I've found it today. Has anyone tried this yet? 

http://translate.google.pl/translate?js=n&prev=_t&hl=pl&ie=UTF-8&layout=2&eotf=1&sl=auto&tl=en&u=http%3A%2F%2Fwww.the-ebook.org%2Fforum%2Fviewtopic.php%3Fp%3D515359%23515359


----------



## tlrowley (Oct 29, 2008)

Yes, I got it up and running on my Kindle.  It's a little rough around the edges, but it's kind of cool.

Right now, there are two different fb-readers - fbReader and fbKindle.  I used FBKindle because once you start it, you can easily switch back and forth between the standard Kindle firmware and FBKindle.  With FBReader, you have to restart.

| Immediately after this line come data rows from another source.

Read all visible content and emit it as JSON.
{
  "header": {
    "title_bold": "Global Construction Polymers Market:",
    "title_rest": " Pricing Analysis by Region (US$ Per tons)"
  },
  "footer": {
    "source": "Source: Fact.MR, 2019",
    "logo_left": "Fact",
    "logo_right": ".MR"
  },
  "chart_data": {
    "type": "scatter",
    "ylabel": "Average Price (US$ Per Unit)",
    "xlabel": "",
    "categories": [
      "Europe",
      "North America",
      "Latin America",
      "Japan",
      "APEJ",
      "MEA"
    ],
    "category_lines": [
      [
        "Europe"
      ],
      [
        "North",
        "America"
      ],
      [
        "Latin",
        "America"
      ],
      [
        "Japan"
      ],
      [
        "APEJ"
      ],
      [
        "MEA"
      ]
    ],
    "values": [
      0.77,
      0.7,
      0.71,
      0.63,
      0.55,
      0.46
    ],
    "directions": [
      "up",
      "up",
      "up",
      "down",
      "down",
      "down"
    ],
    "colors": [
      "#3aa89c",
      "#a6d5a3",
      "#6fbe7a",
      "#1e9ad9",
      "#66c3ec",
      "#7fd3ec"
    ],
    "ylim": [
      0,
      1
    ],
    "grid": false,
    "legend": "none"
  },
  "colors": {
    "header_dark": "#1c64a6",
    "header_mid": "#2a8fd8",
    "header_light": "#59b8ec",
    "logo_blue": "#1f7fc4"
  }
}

What can I say - I proudly wear the T-shirt my husband bought for me "I void warranties"


----------



## tnolan (Feb 28, 2010)

Please forgive me, as I don't keep up on every bit of technology, obviously, but what is FBReader?


----------



## ak rain (Nov 15, 2008)

tnolan said:


> Please forgive me, as I don't keep up on every bit of technology, obviously, but what is FBReader?


ditto


----------



## MissERG (Jun 9, 2010)

ak rain said:


> ditto


http://www.fbreader.org/about.php

for more info


----------



## ak rain (Nov 15, 2008)

Is this to increase the formats accepted?
Sylvia


----------